The RCN’s April 2016 publication, ‘The nursing role in integrated care models, Reflecting on the United States’ experience’ underscores their position that there are lessons to be learned, especially from the way that healthcare is managed in the United States. While acknowledging that the “US and UK health care systems have different funding and incentive structures, cultures and infrastructures in place”, the publication highlights that “safe, high quality and patient-centred care that delivers value for money” is possible by acknowledging and making use of the crucial role that nurses play. The key features that emerge from the exploration of 3 successful American healthcare models, says the RCN, are “leadership, strengthening communication, shared governance and co-ordination roles.” Of critical importance for the RCN in the exploration of US models, is the successful lobbying efforts by nurses in California who were able to secure a 5:1 nurse staffing ratio mandated by government policy in 1999. “There nursing unions campaign in the workplace and on the streets,” writes the RCN, “hold rallies to mobilise the public and take strike action against the government. They have better pay and conditions, and mandatory staffing levels. In the UK, nursing unions fail to act, our working conditions deteriorate, our patients suffer and our profession is in crisis.” In short, nurses in places like the US and Australia, do whatever it takes.

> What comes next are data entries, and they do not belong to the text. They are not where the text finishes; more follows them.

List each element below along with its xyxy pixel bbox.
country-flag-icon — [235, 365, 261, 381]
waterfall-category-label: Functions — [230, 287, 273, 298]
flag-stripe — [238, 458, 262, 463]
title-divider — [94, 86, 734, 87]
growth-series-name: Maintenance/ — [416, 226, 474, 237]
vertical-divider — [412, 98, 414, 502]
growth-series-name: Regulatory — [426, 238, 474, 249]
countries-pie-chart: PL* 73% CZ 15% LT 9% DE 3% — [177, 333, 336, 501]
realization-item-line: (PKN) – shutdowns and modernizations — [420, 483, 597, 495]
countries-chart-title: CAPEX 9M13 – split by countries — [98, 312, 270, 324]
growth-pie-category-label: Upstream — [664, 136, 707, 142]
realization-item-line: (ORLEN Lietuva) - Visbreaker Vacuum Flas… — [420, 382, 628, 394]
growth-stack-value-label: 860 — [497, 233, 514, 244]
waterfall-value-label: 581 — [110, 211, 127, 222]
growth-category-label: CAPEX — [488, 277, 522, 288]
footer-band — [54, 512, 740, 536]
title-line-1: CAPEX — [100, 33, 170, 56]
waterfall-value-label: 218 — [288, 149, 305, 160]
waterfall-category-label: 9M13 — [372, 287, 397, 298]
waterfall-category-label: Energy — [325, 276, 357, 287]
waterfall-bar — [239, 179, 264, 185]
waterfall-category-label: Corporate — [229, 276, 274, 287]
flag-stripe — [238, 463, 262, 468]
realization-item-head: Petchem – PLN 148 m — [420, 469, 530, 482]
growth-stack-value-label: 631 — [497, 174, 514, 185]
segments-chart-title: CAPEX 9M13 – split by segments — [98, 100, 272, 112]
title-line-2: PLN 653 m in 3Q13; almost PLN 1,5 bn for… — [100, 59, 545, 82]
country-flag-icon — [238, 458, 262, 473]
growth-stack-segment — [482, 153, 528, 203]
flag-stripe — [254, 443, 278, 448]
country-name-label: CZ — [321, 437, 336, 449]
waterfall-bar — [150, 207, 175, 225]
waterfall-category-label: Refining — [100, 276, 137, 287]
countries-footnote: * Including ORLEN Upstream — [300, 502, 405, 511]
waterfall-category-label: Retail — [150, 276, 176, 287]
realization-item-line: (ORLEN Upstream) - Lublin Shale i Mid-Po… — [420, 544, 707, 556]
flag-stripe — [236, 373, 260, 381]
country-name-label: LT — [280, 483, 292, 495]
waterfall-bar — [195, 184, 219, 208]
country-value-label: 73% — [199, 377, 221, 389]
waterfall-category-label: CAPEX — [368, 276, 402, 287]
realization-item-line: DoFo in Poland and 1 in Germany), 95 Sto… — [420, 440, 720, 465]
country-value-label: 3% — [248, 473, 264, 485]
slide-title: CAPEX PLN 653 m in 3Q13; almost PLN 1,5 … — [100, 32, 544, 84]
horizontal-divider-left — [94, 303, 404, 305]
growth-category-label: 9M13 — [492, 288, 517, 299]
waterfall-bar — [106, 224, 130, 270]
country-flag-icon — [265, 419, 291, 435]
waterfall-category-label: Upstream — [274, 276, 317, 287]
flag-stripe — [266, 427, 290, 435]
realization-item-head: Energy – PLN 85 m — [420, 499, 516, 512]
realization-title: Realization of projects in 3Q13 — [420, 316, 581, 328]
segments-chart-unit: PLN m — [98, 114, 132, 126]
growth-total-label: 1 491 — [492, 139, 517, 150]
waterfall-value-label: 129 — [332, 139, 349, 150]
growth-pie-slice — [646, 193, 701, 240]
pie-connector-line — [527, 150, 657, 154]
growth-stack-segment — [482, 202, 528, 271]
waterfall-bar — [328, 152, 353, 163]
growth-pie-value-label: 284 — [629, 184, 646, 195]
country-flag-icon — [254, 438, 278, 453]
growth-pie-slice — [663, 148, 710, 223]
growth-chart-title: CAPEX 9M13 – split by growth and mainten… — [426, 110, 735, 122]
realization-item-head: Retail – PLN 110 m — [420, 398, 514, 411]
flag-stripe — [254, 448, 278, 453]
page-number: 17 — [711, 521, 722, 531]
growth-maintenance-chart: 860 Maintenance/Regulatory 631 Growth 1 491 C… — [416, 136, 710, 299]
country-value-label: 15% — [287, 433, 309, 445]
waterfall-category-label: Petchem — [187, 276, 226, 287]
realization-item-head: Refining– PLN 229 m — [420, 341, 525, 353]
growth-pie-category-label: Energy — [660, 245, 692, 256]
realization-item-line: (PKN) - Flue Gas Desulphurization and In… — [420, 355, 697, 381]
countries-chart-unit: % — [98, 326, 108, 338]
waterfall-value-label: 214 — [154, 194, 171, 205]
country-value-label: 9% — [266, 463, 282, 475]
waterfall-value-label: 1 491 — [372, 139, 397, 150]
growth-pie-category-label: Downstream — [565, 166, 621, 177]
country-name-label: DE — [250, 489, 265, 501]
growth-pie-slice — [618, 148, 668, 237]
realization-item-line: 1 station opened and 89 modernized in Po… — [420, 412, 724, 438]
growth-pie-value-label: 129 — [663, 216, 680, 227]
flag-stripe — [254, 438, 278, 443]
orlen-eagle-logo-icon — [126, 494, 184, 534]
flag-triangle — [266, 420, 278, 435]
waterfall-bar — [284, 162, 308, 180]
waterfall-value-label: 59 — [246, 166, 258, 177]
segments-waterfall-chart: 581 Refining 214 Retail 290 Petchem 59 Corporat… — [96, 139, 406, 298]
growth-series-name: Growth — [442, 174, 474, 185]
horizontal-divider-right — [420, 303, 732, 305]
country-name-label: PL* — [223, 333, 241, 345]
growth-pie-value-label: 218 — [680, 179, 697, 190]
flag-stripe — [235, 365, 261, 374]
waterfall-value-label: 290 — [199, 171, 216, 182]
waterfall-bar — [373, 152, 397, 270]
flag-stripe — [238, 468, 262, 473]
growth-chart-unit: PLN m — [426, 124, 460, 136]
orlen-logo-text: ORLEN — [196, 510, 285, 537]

Education empowers high value care
The nurse as an educator is especially important when it comes to the development and management of high value care. The ability to provide true value, as espoused by Jain, and to prevent the escalation of patient conditions is directly connected to effective health promotion interventions by nurses that address “low health literacy” and empower patients towards self-care and the confidence to manage long-term chronic conditions. The development of the relationship between the public and health services does not end there and especially when it comes to safe staffing levels and mobilising public support, nurses will need to educate the public on the importance of the role they play. This includes says the ICN, “drawing on their professional legacy as patient advocates” who help to reduce violence against women and children and who in their close interaction with health service users in various settings have a good understanding of health needs and how different factors in the environment impact the health of patients and their families. For instance, says the ICN nurses could work “outside of the health sector to share their insights on the design of homes and community environments that help maintain independence and avoid risks that result in trauma.”
Continuing to prioritise the development of their own skills and knowledge is also important if nurses are to lead the efforts to create a value-based NHS. Nurses will need to develop competencies in “healthcare financing, budgeting, resource allocation and strategic planning”, says the ICN, and “be adequately prepared to help shape policy, work effectively in interdisciplinary teams, plan and manage health services, involve communities and key stakeholders in healthcare planning and delivery and lobby for increased resource flow to health systems.” Even if successful at lobbying for mandated safe staffing levels, writes one US- based medical-surgical staff nurse, Pamela Tevington, in ‘Mandatory Nurse-Patient Ratios’, “much more work [will be needed] by the nursing profession for its successful implementation.” Most importantly, nurses will need to obtain the “political knowledge and power employed by other powerful special interest groups to ensure their employers will be held accountable for obligations imposed on them by governmental laws.”